One of the most concerning things about some of these wrong-way driving reports is that more and more are happening on well-lit highways near downtown and the Strip, he said.

“Generally we see them more on the outskirts of town where lighting isn’t as good,” he said “It’s shocking that the everyday motorist not giving it a second thought that they might be involved in a crash like that.”

There aren’t many tools traffic enforcers have to deter wrong-way drivers, other than citizen calls and signage, like the wrong-way detection signs on I-15 and Starr Avenue interchange that lights up so drivers can self-correct.

The Nevada Department of Transportation hopes to give traffic enforcers another tool this year with installation of new wrong-way driving signs at U.S. 95 and Durango Drive in northwest Las Vegas. The signs will have red flashing strobe lights to alert the driver they’re going the wrong way as well as a censored video camera to alert law enforcement to respond, NDOT spokesman Tony Illia said.

It has been in the planning stages for quite some time, he said. “This isn’t a response to the recent spike in wrong-way driving incidents. But the timing couldn’t be better as it turns out.”

The technology will be the first of its kind in Southern Nevada, Illia added. Similar signage has been tested in other nearby jurisdictions, including Northern Nevada and Arizona.

In 2018, the Arizona Department of Transportation installed wrong-way detection signs on the I-17 in Phoenix. The system has detected more than 90 wrong-way vehicles — mostly at freeway off ramps — since it became operational, officials said. While the signs aren’t physically capable of stopping wrong-way crashes, they have been instrumental in reducing fatal crashes by immediately alerting state troopers, officials said.

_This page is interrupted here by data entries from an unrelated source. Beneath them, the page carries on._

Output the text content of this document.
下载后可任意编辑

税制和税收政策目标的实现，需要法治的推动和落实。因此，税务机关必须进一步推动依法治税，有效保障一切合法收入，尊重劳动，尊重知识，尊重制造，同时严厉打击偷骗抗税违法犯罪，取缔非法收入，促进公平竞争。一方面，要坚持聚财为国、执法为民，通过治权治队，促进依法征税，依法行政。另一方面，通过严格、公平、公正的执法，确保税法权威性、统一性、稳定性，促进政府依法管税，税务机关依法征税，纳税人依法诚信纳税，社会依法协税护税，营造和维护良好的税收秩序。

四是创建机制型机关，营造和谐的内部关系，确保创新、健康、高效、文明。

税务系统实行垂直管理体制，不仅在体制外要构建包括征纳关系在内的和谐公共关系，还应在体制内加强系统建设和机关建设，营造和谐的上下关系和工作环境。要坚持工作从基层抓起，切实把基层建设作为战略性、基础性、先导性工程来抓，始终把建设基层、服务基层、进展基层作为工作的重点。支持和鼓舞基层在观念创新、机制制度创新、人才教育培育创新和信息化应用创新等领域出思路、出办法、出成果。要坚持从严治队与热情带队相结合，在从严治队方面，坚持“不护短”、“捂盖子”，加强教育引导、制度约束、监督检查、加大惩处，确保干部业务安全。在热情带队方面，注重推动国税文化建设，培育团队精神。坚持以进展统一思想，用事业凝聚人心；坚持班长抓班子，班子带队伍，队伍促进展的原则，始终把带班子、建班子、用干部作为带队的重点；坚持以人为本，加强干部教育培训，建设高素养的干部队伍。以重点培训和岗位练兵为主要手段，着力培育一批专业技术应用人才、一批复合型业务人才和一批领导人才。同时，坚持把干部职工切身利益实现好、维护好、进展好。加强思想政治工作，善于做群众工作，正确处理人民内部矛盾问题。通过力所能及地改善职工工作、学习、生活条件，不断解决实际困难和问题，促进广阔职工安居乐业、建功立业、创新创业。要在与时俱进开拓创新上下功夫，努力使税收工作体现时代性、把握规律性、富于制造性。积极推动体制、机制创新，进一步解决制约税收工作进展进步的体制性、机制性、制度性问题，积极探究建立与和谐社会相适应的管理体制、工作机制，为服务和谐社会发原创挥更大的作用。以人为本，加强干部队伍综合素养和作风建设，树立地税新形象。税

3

Illia said NDOT has considered testing a spike “strip” option, but there is a concern that spike strips on high-speed roadways are unsafe, and would further prevent law-enforcement and first responders from accessing wrong-way driving crashes.

As officials continue to test new methods to address the wrong-way driver problem, Buratczuk urges drivers to be mindful at night, buckle up and to stay in the right lane while driving, as many wrong-way drivers tend to travel in HOV or left lanes, thinking they’re cruising in the slow lane.